Note that callers should not use this method, but custom batch handlers should override this method. Conversely, custom handlers should not override the do_execute() method, but callers should use that one directly.

execute_many(batches, progress=None, **kwargs)[source]

Execute a set of batches, with given progress and kwargs. Default behavior is to simply execute each batch in succession. Any batches which are already executed are skipped.

Handlers may have to override this method if “grouping” or other special behavior is needed.

setup_clone(oldbatch, progress=None)[source]

Perform any setup (caching etc.) necessary for cloning batch. Note that the oldbatch arg is the “old” batch, i.e. the one from which a clone is to be created.

clone(oldbatch, created_by, progress=None, **kwargs)[source]

Clone the given batch as a new batch, and return the new batch.

teardown_clone(newbatch, progress=None)[source]

Perform any teardown (cleanup etc.) necessary after cloning a batch. Note that the newbatch arg is the “new” batch, i.e. the one which was just created by cloning the old batch.

delete(batch, delete_all_data=True, progress=None, **kwargs)[source]

Delete all data for the batch, including any related (e.g. row) records, as well as files on disk etc. This method should not delete the batch itself however.

Note that callers should not use this method, but custom batch handlers should override this method. Conversely, custom handlers should not override the do_delete() method, but callers should use that one directly.

Parameters:

delete_all_data – Flag indicating whether all data should be deleted. You should probably set this to False if in dry-run mode, since deleting all data often implies deleting files from disk, which is not transactional and therefore can’t be rolled back.

purge_batches(session, before=None, before_days=90, dry_run=False, delete_all_data=None, progress=None, **kwargs)[source]

Purge all batches which were executed prior to a given date.

Parameters:
  • before – If provided, must be a timezone-aware datetime object. If not provided, it will be calculated from the current date, using before_days.

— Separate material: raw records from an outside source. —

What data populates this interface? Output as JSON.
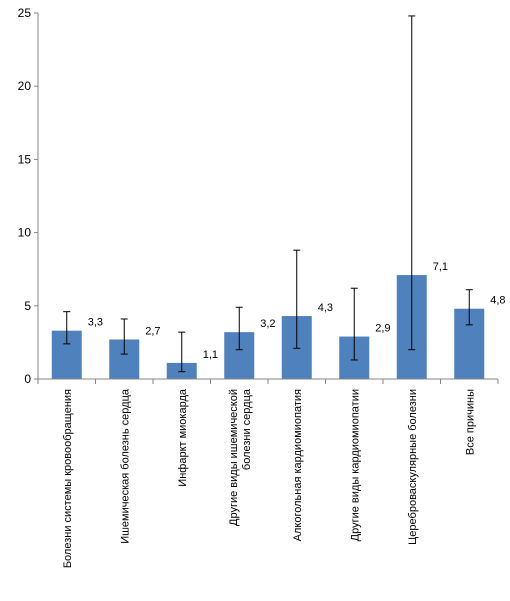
{
  "chart_data": {
    "type": "bar",
    "title": "",
    "xlabel": "",
    "ylabel": "",
    "ylim": [
      0,
      25
    ],
    "yticks": [
      0,
      5,
      10,
      15,
      20,
      25
    ],
    "grid": false,
    "legend": "none",
    "bar_color": "#4f81bd",
    "categories": [
      [
        "Болезни системы кровообращения"
      ],
      [
        "Ишемическая болезнь сердца"
      ],
      [
        "Инфаркт миокарда"
      ],
      [
        "Другие виды ишемической",
        "болезни сердца"
      ],
      [
        "Алкогольная кардиомиопатия"
      ],
      [
        "Другие виды кардиомиопатии"
      ],
      [
        "Цереброваскулярные болезни"
      ],
      [
        "Все причины"
      ]
    ],
    "values": [
      3.3,
      2.7,
      1.1,
      3.2,
      4.3,
      2.9,
      7.1,
      4.8
    ],
    "value_labels": [
      "3,3",
      "2,7",
      "1,1",
      "3,2",
      "4,3",
      "2,9",
      "7,1",
      "4,8"
    ],
    "error_low": [
      2.4,
      1.7,
      0.5,
      2.0,
      2.1,
      1.3,
      2.0,
      3.7
    ],
    "error_high": [
      4.6,
      4.1,
      3.2,
      4.9,
      8.8,
      6.2,
      24.8,
      6.1
    ]
  }
}
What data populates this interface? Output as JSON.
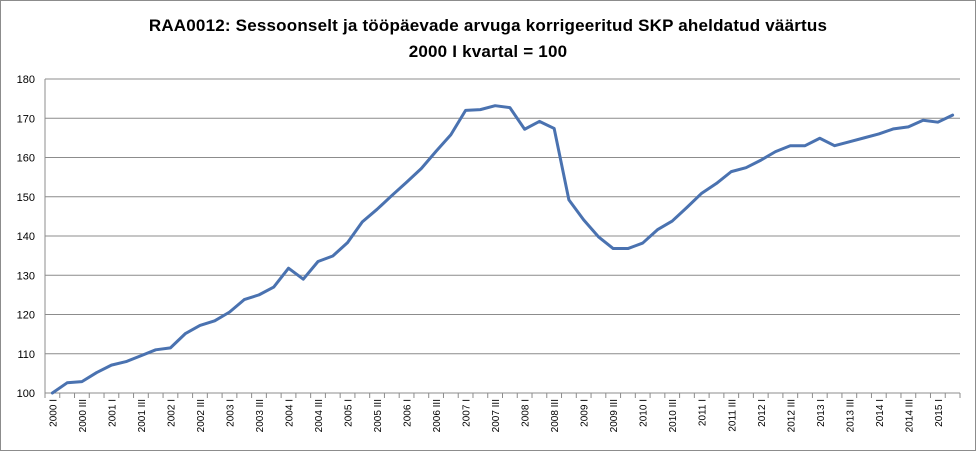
{
  "chart_data": {
    "type": "line",
    "title": "RAA0012: Sessoonselt ja tööpäevade arvuga korrigeeritud SKP aheldatud väärtus",
    "subtitle": "2000 I kvartal = 100",
    "xlabel": "",
    "ylabel": "",
    "ylim": [
      100,
      180
    ],
    "yticks": [
      100,
      110,
      120,
      130,
      140,
      150,
      160,
      170,
      180
    ],
    "grid": true,
    "legend": "none",
    "x": [
      "2000 I",
      "2000 II",
      "2000 III",
      "2000 IV",
      "2001 I",
      "2001 II",
      "2001 III",
      "2001 IV",
      "2002 I",
      "2002 II",
      "2002 III",
      "2002 IV",
      "2003 I",
      "2003 II",
      "2003 III",
      "2003 IV",
      "2004 I",
      "2004 II",
      "2004 III",
      "2004 IV",
      "2005 I",
      "2005 II",
      "2005 III",
      "2005 IV",
      "2006 I",
      "2006 II",
      "2006 III",
      "2006 IV",
      "2007 I",
      "2007 II",
      "2007 III",
      "2007 IV",
      "2008 I",
      "2008 II",
      "2008 III",
      "2008 IV",
      "2009 I",
      "2009 II",
      "2009 III",
      "2009 IV",
      "2010 I",
      "2010 II",
      "2010 III",
      "2010 IV",
      "2011 I",
      "2011 II",
      "2011 III",
      "2011 IV",
      "2012 I",
      "2012 II",
      "2012 III",
      "2012 IV",
      "2013 I",
      "2013 II",
      "2013 III",
      "2013 IV",
      "2014 I",
      "2014 II",
      "2014 III",
      "2014 IV",
      "2015 I",
      "2015 II"
    ],
    "xtick_labels": [
      "2000 I",
      "2000 III",
      "2001 I",
      "2001 III",
      "2002 I",
      "2002 III",
      "2003 I",
      "2003 III",
      "2004 I",
      "2004 III",
      "2005 I",
      "2005 III",
      "2006 I",
      "2006 III",
      "2007 I",
      "2007 III",
      "2008 I",
      "2008 III",
      "2009 I",
      "2009 III",
      "2010 I",
      "2010 III",
      "2011 I",
      "2011 III",
      "2012 I",
      "2012 III",
      "2013 I",
      "2013 III",
      "2014 I",
      "2014 III",
      "2015 I"
    ],
    "series": [
      {
        "color": "#4a72b0",
        "values": [
          100,
          102.6,
          102.9,
          105.2,
          107.1,
          108.0,
          109.5,
          111.0,
          111.5,
          115.1,
          117.2,
          118.4,
          120.6,
          123.8,
          125.0,
          127.0,
          131.8,
          129.0,
          133.5,
          134.9,
          138.3,
          143.6,
          146.8,
          150.3,
          153.7,
          157.2,
          161.6,
          165.8,
          172.0,
          172.2,
          173.2,
          172.7,
          167.2,
          169.2,
          167.4,
          149.2,
          144.1,
          139.8,
          136.8,
          136.8,
          138.2,
          141.6,
          143.8,
          147.3,
          150.9,
          153.4,
          156.4,
          157.4,
          159.3,
          161.5,
          163.0,
          163.0,
          164.9,
          163.0,
          164.0,
          165.0,
          166.0,
          167.3,
          167.8,
          169.5,
          169.0,
          170.8
        ]
      }
    ]
  }
}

  • before_days – Number of days before the current date, to be used as the cutoff date if before is not specified.

  • dry_run – Flag indicating that this is a “dry run” and all logic involved should be (made) aware of that fact.

  • delete_all_data – Flag indicating whether all data should be deleted for each batch being purged. This flag is passed along to delete(); see that for more info. NOTE: This flag should probably be deprecated, but so far has not been…but dry_run should be preferred for readability etc.

Returns:

Integer indicating the number of batches purged.